[Série - Trésors en commune] À Basse-Pointe se trouve le centre culturel Antoine Tangamen dit Zwazo
[EPISODE 12/34] Durant les grandes vacances, la rédaction de RCI vous emmène à la (re)découverte de la Martinique à travers sa série « Trésors en commune » : chaque jour, du lundi au vendredi, cap sur une commune différente pour découvrir un lieu ou une activité qui vaut le détour. Ce mercredi, l’arrêt est à Basse-Pointe.
Installé sur les ruines de l'habitation Gradis, le site est depuis 2015 propriété de la Collectivité territoriale de Martinique. Le centre culturel a ouvert ses portes au public en 2018, avant d'être baptisé « Antoine Tangamen dit Zwazo » en 2020.
Notre journaliste Clara Vincent y a rencontré Néyssi Delvécchio, médiatrice culturelle, et Ina Gémieux, directrice du centre.
Une habitation sucrière du XVIIIe siècle
La visite démarre sur la véranda du centre culturel, avec ses carreaux d'époque et l'encadrement de ses portes en roches volcaniques. Le centre s'est installé dans l'ancienne maison de maître de l'habitation Gradis, dont Néyssi Delvécchio retrace l'histoire.
C'est une habitation-sucrerie qui date du début du XVIIIe siècle.
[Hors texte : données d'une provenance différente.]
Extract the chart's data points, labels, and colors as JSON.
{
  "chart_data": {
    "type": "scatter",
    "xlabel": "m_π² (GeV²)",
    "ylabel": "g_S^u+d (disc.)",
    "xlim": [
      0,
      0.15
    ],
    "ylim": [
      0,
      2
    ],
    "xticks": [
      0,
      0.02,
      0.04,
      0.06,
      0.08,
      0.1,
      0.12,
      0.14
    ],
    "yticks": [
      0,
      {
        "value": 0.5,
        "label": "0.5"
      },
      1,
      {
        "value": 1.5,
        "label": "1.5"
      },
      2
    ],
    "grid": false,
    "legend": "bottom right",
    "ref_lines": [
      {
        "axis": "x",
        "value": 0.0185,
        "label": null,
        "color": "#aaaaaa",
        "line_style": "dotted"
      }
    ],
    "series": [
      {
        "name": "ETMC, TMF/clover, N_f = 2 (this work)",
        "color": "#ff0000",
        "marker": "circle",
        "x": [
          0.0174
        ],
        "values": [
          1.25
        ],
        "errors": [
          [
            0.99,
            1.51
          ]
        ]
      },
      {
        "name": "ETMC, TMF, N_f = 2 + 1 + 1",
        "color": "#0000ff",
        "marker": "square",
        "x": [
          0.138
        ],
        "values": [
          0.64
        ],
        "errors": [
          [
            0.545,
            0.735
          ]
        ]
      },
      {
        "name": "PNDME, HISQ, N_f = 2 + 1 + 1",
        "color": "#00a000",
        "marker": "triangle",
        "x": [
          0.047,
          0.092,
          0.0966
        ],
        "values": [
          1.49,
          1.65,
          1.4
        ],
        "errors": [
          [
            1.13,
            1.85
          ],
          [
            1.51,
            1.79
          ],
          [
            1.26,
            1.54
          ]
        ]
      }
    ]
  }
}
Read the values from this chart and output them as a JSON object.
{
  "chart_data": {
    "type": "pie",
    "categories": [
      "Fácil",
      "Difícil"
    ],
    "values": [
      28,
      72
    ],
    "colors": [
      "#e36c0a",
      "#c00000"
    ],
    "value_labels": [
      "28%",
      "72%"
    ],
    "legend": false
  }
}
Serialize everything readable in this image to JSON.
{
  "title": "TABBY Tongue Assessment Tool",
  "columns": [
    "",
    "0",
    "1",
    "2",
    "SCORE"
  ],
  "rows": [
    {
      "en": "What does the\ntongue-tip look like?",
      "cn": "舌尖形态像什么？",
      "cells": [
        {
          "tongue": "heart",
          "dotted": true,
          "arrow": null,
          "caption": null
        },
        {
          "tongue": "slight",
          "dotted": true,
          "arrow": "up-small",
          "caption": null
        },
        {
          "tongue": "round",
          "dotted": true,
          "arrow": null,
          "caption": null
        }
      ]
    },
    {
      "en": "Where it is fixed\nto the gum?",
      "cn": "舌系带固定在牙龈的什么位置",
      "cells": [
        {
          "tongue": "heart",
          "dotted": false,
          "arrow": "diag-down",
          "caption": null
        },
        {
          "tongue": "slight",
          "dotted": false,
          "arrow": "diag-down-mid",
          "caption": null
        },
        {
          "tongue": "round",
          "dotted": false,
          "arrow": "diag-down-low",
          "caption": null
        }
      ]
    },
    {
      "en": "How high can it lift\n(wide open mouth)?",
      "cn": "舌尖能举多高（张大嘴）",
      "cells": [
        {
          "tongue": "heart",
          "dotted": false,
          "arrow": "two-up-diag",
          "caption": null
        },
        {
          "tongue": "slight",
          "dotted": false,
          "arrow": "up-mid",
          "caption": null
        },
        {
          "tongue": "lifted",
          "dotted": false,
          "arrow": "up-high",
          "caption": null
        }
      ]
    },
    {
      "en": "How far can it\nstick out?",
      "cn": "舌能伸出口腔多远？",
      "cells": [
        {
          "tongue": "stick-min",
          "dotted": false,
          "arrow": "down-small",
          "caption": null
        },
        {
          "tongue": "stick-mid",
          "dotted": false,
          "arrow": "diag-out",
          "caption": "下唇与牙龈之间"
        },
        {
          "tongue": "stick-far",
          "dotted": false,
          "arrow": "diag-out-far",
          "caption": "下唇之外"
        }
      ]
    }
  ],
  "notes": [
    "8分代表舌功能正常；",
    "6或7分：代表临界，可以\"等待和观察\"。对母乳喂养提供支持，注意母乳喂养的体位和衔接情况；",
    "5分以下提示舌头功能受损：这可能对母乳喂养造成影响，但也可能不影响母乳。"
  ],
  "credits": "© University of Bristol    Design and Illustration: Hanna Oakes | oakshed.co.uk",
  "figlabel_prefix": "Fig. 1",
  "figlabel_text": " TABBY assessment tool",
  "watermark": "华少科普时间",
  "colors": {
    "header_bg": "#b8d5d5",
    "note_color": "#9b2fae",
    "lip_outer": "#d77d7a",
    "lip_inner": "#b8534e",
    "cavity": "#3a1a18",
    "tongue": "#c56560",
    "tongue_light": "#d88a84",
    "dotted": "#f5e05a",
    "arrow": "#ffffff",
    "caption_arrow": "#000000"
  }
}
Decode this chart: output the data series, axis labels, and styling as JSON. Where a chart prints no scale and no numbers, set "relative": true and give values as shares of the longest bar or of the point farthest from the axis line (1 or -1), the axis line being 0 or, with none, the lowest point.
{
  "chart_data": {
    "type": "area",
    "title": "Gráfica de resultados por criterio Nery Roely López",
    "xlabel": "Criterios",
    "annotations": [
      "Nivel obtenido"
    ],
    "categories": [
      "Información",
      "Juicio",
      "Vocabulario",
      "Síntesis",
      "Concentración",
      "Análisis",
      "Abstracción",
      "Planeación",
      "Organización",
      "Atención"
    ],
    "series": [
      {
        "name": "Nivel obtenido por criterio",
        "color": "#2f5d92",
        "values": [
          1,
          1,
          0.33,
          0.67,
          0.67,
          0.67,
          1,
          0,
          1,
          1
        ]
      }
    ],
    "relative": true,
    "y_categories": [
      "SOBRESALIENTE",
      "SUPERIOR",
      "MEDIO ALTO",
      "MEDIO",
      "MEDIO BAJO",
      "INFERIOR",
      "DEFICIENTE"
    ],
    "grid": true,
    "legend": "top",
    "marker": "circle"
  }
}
Elle appartenait à une famille qui s'appelait Prune du Vivier, notamment un homme du nom de Mathieu, qui était consul au Parlement de Bordeaux. Mathieu va commencer à faire du commerce avec une famille de négociants, elle aussi originaire de Bordeaux : les Gradis. Il va s'endetter, et il va par la suite vendre l'habitation. Le dernier propriétaire de la famille Gradis décide de permettre à toutes les habitations du coin d'amener leurs cannes ici. Vous voyez, quand vous arrivez, ces magasins de sucre sont toujours là. Et l'usine reste ouverte jusqu'en 1964.
Valoriser le patrimoine
C'est en 2015 que la Collectivité territoriale de Martinique fait l'acquisition de l'habitation, avec un objectif que rappelle Ina Gémieux, directrice du centre culturel.
Cette acquisition s'est faite, bien sûr, pour pouvoir se réapproprier l'espace, proposer un lieu de culture, un lieu de valorisation de notre patrimoine. Et puis un lieu aussi où on va pouvoir faire du relais de programmation culturelle. C'était, au début, dans l'optique d'en faire un SERMAC.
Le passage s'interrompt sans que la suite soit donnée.